Mithilfe der Taschenlampe suche ich die geeignete Stelle im Buch, um endlich Schluss zu machen, um dieses Elend endgültig zu beenden und die Welt davor für immer zu bewahren.

 

Es ist Zeit, den Durchgang zu verschließen. Während ich die Texte aus dem Buch rezitiere, streue ich die Asche aus dem Müllsack in den Fluss. Das Wasser scheint zu kochen, wo die Asche die Oberfläche berührt. Ich konzentriere mich auf den Text und darauf, dass keine Reste der Asche im Sack zurückbleiben. Bei der letzten Passage spüle ich den Sack im Fluss aus und wasche meine Hände im Wasser.

 

In meinem Kopf wird es sehr laut. Eine Mischung aus Flehen, Befehlen und hysterischem Geschrei, die nur ich hören kann, erfüllt die Nacht. Ich kann das Plantschen des Wassers erst wieder wahrnehmen, nachdem ich mit dem Rezitieren fertig bin und der Spuk sein Ende findet.

 

Auf der Rückfahrt kann ich erstmals seit Jahren wieder lachen.
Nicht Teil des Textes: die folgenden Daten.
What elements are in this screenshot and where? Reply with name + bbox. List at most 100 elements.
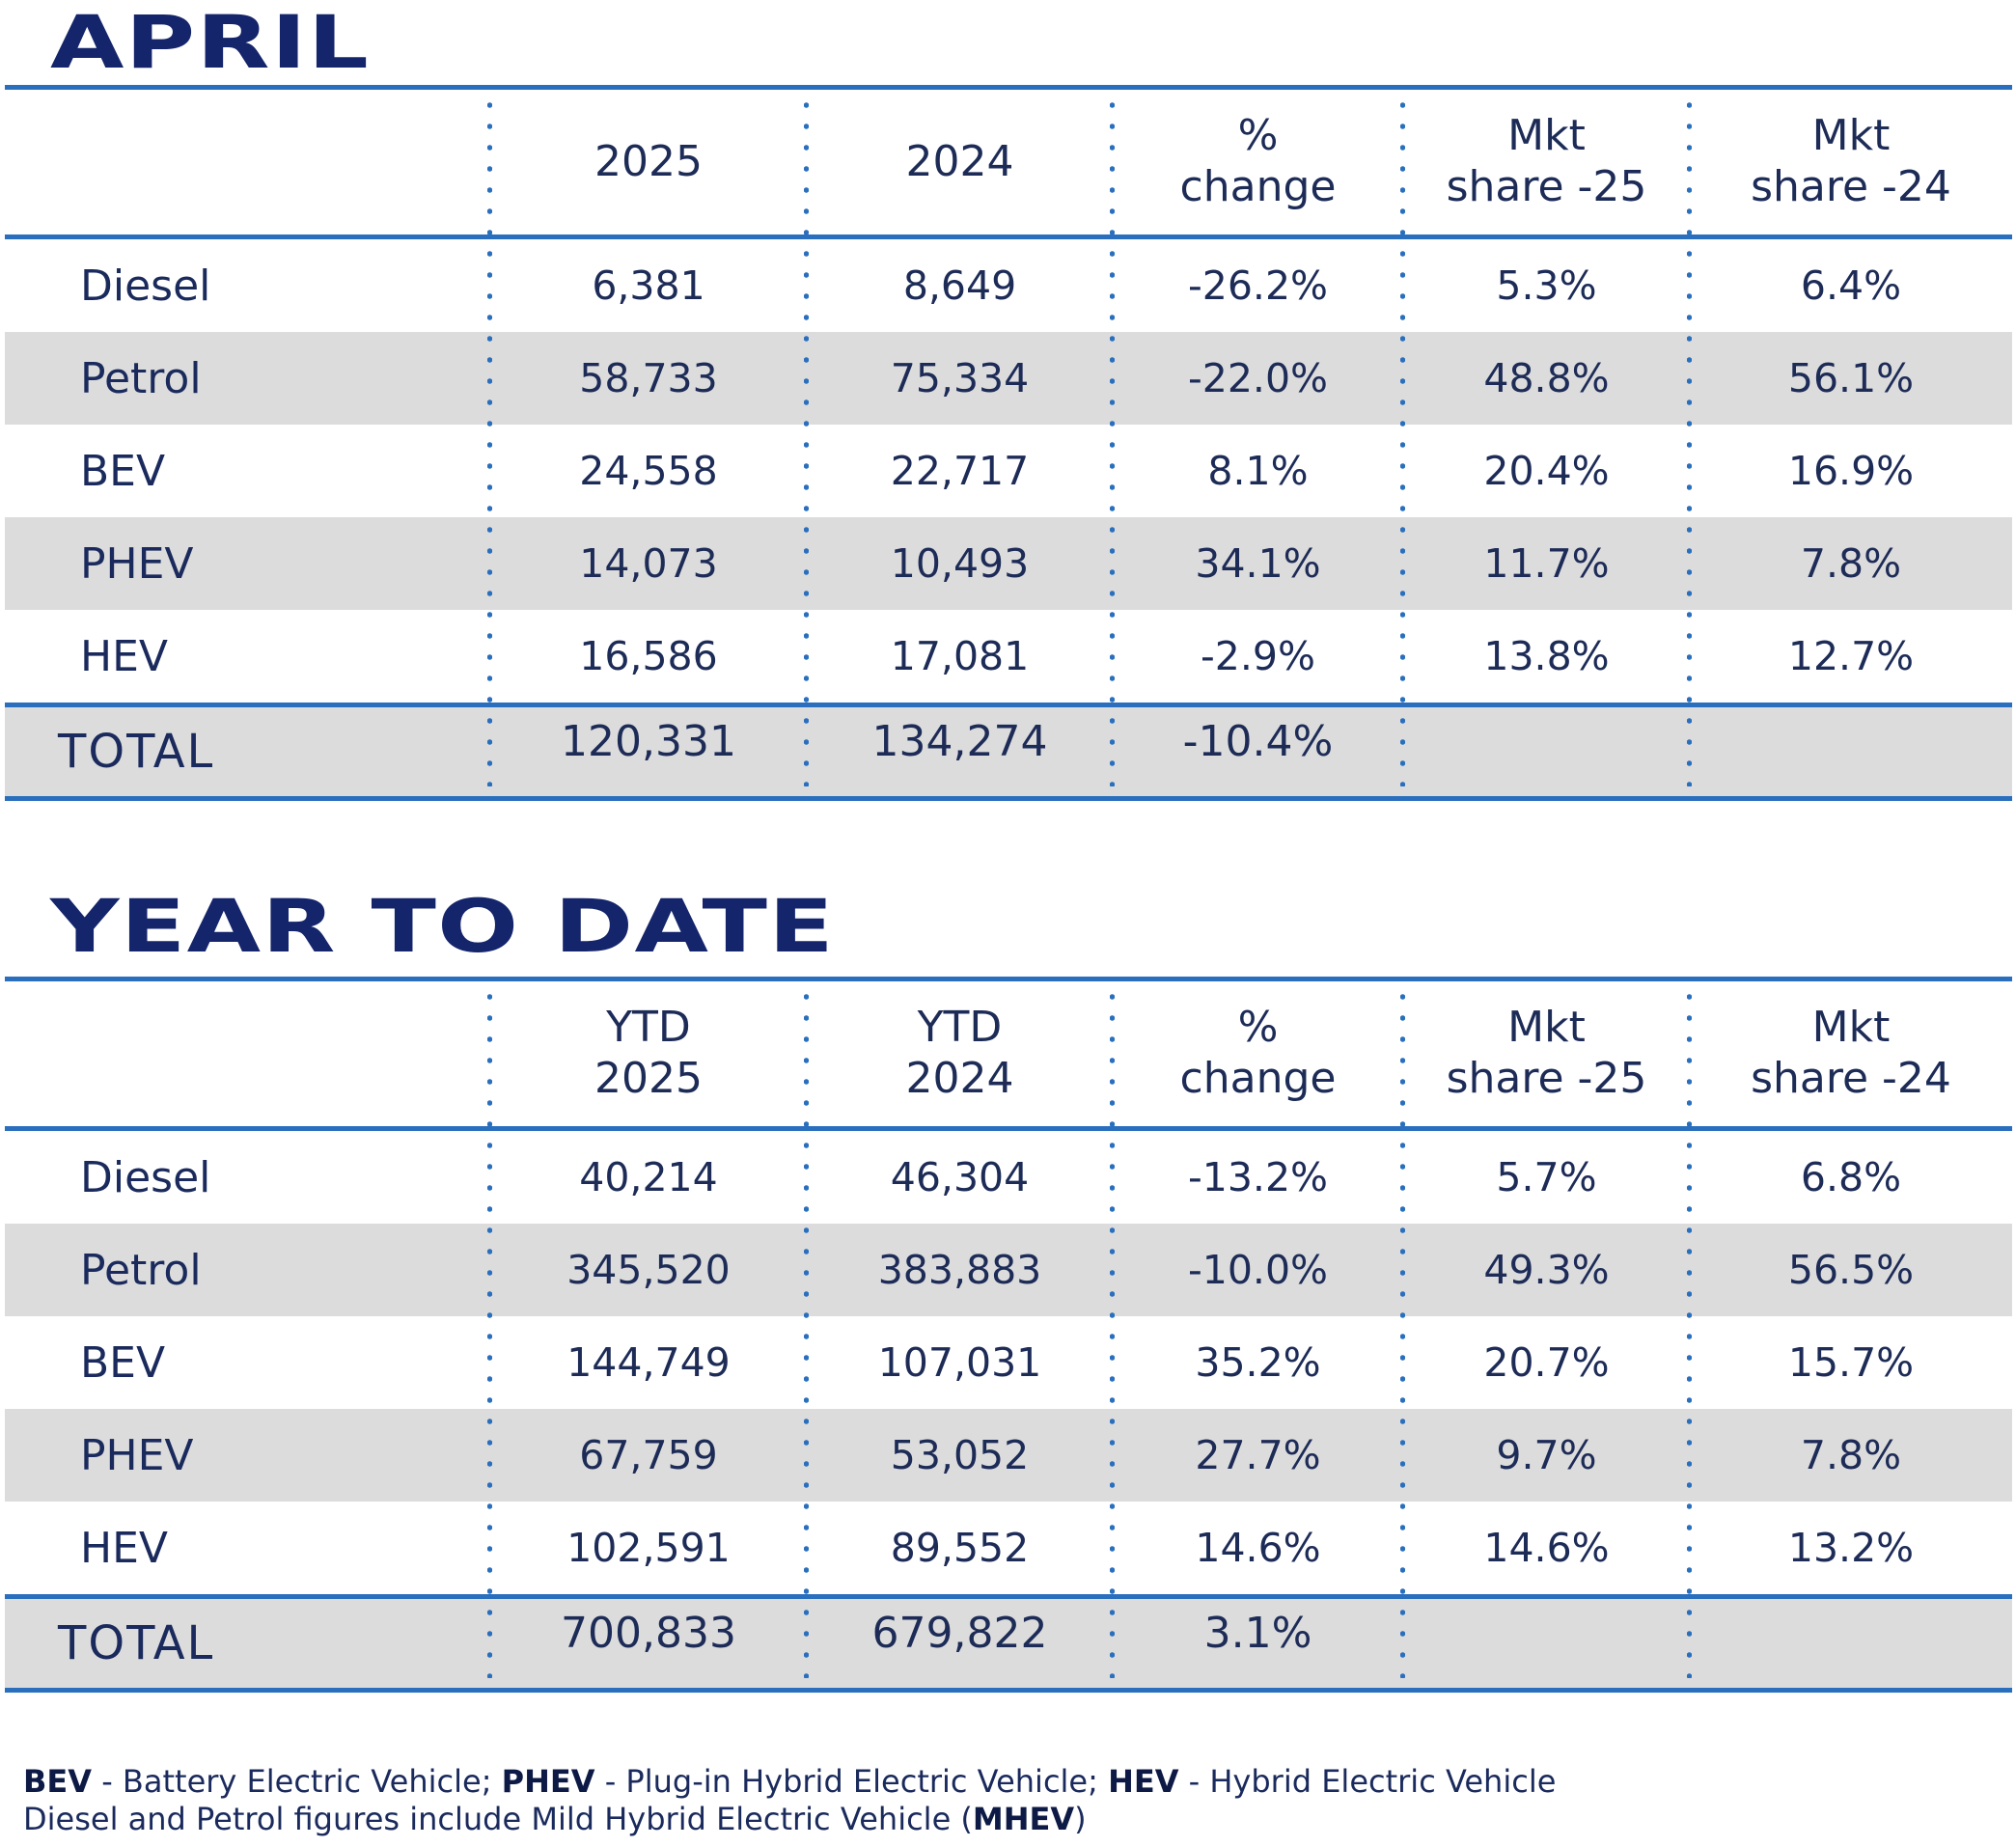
table-cell: 14.6% <box>1195 1525 1321 1571</box>
table-rule <box>5 796 2012 801</box>
column-divider <box>487 986 492 1678</box>
table-cell: -26.2% <box>1187 262 1329 309</box>
footnote-line-2-end: ) <box>1074 1801 1087 1837</box>
row-label: PHEV <box>80 538 194 589</box>
column-divider <box>1400 95 1405 786</box>
table-cell: 6.4% <box>1800 262 1902 309</box>
table-cell: 5.3% <box>1496 262 1597 309</box>
total-row: TOTAL 120,331 134,274 -10.4% <box>5 707 2012 796</box>
total-label: TOTAL <box>58 725 215 779</box>
table-cell: 34.1% <box>1195 540 1321 587</box>
table-cell: 35.2% <box>1195 1339 1321 1386</box>
table-cell: 102,591 <box>566 1525 731 1571</box>
table-row: HEV 16,586 17,081 -2.9% 13.8% 12.7% <box>5 610 2012 703</box>
table-cell: 15.7% <box>1787 1339 1915 1386</box>
row-label: Diesel <box>80 1152 211 1202</box>
column-divider <box>1400 986 1405 1678</box>
column-header: Mkt share -24 <box>1751 111 1951 211</box>
table-cell: 7.8% <box>1800 540 1902 587</box>
column-header: Mkt share -24 <box>1751 1003 1951 1103</box>
table-cell: 144,749 <box>566 1339 731 1386</box>
table-cell: 6.8% <box>1800 1154 1902 1200</box>
table-cell: 48.8% <box>1483 355 1610 401</box>
footnote-mhev-abbr: MHEV <box>972 1801 1075 1837</box>
table-row: Diesel 40,214 46,304 -13.2% 5.7% 6.8% <box>5 1131 2012 1224</box>
footnote-phev-abbr: PHEV <box>501 1763 595 1800</box>
table-rule <box>5 703 2012 707</box>
total-cell: 120,331 <box>561 717 736 766</box>
total-cell <box>1690 1599 2012 1688</box>
table-row: Diesel 6,381 8,649 -26.2% 5.3% 6.4% <box>5 239 2012 332</box>
column-divider <box>804 986 809 1678</box>
table-cell: 13.2% <box>1787 1525 1915 1571</box>
total-cell: 679,822 <box>871 1609 1048 1658</box>
table-cell: 7.8% <box>1800 1432 1902 1478</box>
footnote-hev-def: - Hybrid Electric Vehicle <box>1178 1763 1557 1800</box>
footnote-phev-def: - Plug-in Hybrid Electric Vehicle; <box>594 1763 1109 1800</box>
column-header: YTD 2024 <box>905 1003 1014 1103</box>
total-cell <box>1690 707 2012 796</box>
table-cell: 6,381 <box>592 262 705 309</box>
ytd-title: YEAR TO DATE <box>50 883 836 969</box>
footnote-line-1: BEV - Battery Electric Vehicle; PHEV - P… <box>23 1763 2002 1801</box>
table-cell: -22.0% <box>1187 355 1329 401</box>
table-cell: 27.7% <box>1195 1432 1321 1478</box>
table-cell: 67,759 <box>579 1432 718 1478</box>
column-header: 2024 <box>905 136 1014 186</box>
table-cell: -13.2% <box>1187 1154 1329 1200</box>
column-header: YTD 2025 <box>594 1003 703 1103</box>
table-row: Petrol 58,733 75,334 -22.0% 48.8% 56.1% <box>5 332 2012 425</box>
footnote-bev-def: - Battery Electric Vehicle; <box>92 1763 502 1800</box>
table-cell: 89,552 <box>890 1525 1030 1571</box>
table-row: Petrol 345,520 383,883 -10.0% 49.3% 56.5% <box>5 1224 2012 1316</box>
row-label: Petrol <box>80 353 202 403</box>
column-divider <box>1110 986 1115 1678</box>
total-cell: -10.4% <box>1182 717 1334 766</box>
table-cell: 345,520 <box>566 1247 731 1293</box>
column-divider <box>487 95 492 786</box>
table-rule <box>5 85 2012 90</box>
row-label: PHEV <box>80 1430 194 1480</box>
april-title: APRIL <box>50 0 371 85</box>
table-cell: 9.7% <box>1496 1432 1597 1478</box>
column-header: Mkt share -25 <box>1446 111 1647 211</box>
total-cell: 3.1% <box>1203 1609 1312 1658</box>
table-cell: 14.6% <box>1483 1525 1610 1571</box>
table-cell: 383,883 <box>877 1247 1042 1293</box>
table-rule <box>5 1594 2012 1599</box>
table-cell: 13.8% <box>1483 633 1610 679</box>
table-cell: 14,073 <box>579 540 718 587</box>
table-cell: 40,214 <box>579 1154 718 1200</box>
footnote: BEV - Battery Electric Vehicle; PHEV - P… <box>23 1763 2002 1838</box>
total-cell: 134,274 <box>871 717 1048 766</box>
column-divider <box>1110 95 1115 786</box>
table-cell: -2.9% <box>1201 633 1315 679</box>
row-label: Petrol <box>80 1245 202 1295</box>
table-rule <box>5 234 2012 239</box>
table-cell: 49.3% <box>1483 1247 1610 1293</box>
table-cell: 20.7% <box>1483 1339 1610 1386</box>
table-row: BEV 144,749 107,031 35.2% 20.7% 15.7% <box>5 1316 2012 1409</box>
table-row: BEV 24,558 22,717 8.1% 20.4% 16.9% <box>5 425 2012 517</box>
row-label: HEV <box>80 631 168 681</box>
table-row: PHEV 67,759 53,052 27.7% 9.7% 7.8% <box>5 1409 2012 1502</box>
row-label: HEV <box>80 1523 168 1573</box>
ytd-table: YTD 2025 YTD 2024 % change Mkt share -25 Mkt shar… <box>5 977 2012 1693</box>
table-cell: 11.7% <box>1483 540 1610 587</box>
header-row: YTD 2025 YTD 2024 % change Mkt share -25 Mkt shar… <box>5 981 2012 1126</box>
table-cell: 56.5% <box>1787 1247 1915 1293</box>
total-cell <box>1403 707 1690 796</box>
footnote-bev-abbr: BEV <box>23 1763 93 1800</box>
table-cell: 17,081 <box>890 633 1030 679</box>
table-cell: 24,558 <box>579 448 718 494</box>
table-cell: 10,493 <box>890 540 1030 587</box>
footnote-line-2: Diesel and Petrol figures include Mild H… <box>23 1801 2002 1838</box>
table-cell: -10.0% <box>1187 1247 1329 1293</box>
table-cell: 16.9% <box>1787 448 1915 494</box>
footnote-hev-abbr: HEV <box>1108 1763 1179 1800</box>
column-header: % change <box>1179 111 1337 211</box>
table-cell: 8,649 <box>902 262 1017 309</box>
table-rule <box>5 1688 2012 1693</box>
table-cell: 46,304 <box>890 1154 1030 1200</box>
april-table: 2025 2024 % change Mkt share -25 Mkt share -24 D… <box>5 85 2012 801</box>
Ich lache mich selbst aus, meine Blödheit und Naivität, meine Hoffnungen und meine etwas exotischere Wahrnehmung der Wirklichkeit.

 

*

 

Sympathie, Romantik, Liebe, Familie und andere leere menschliche Ideale ließen meinen Verstand verstummen. »Willst du?« »Ja.« »Willst du?« »Ja.« Alles ganz festlich.

 

Danach kam der Alltag und brachte ihre Sklavenhaltermentalität und andere unangebrachte Verhaltensweisen mit. Fragen über Vorfahren und Familie wich sie immer wieder aus. Das machte mich stutzig und recherchierte selbst. Ich konnte bei den zuständigen Standesämtern nichts über ihren Großeltern herausfinden. Was ich aber fand, waren eine Menge Unstimmigkeiten, die ihre Eltern betrafen. Manche Papiere rochen förmlich nach gut gelungenen Fälschungen.

 

Die Ergebnisse meiner Nachforschungen schlossen alles bis auf eine einzige Möglichkeit aus. Was blieb, wenn man einem gewissen Sir Arthur Conan Doyle glauben schenken dürfte, war die Wahrheit, auch wenn es noch so unwahrscheinlich oder absurd anmutete.

 

Das Buch, geschrieben in einer alten Sprache, hatte ich, nach gründlichen Nachforschungen, im Internet ersteigert. Sprache und Schrift musste ich lernen, damit ich das Buch vom Anfang bis Ende lesen konnte. Meine Vermutung wurde bestätigt und ich sah ein, in welcher Lage ich mich befand.

 

Dass ich jahrelang mit einem Dämon verheiratet gewesen sein sollte, war unwahrscheinlich und absurd genug. Es war sehr schwer, das zu akzeptieren, aber danach ging der Rest wesentlich einfacher.

 

Aus irgendeinem Grund, den ich nie erfuhr, ging der Dämon manchmal für kurze Zeit nach Hause. Dann wurde der Körper bewusstlos. Bei so einer Gelegenheit habe ich die Verbindung zwischen Dämon und Körper unterbrochen.

 

Totenschein und Beerdigung waren kein Problem. Die nachhaltige Lösung war, den Dämon für immer aus dieser Welt zu sperren, aber dafür gab es ja Rituale und alte Bücher, in denen diese geschrieben standen.

 

*

 

Man muss schon sehr genau aufpassen, wem man sein Ja-Wort gibt. Das gilt selbst für Dämonen.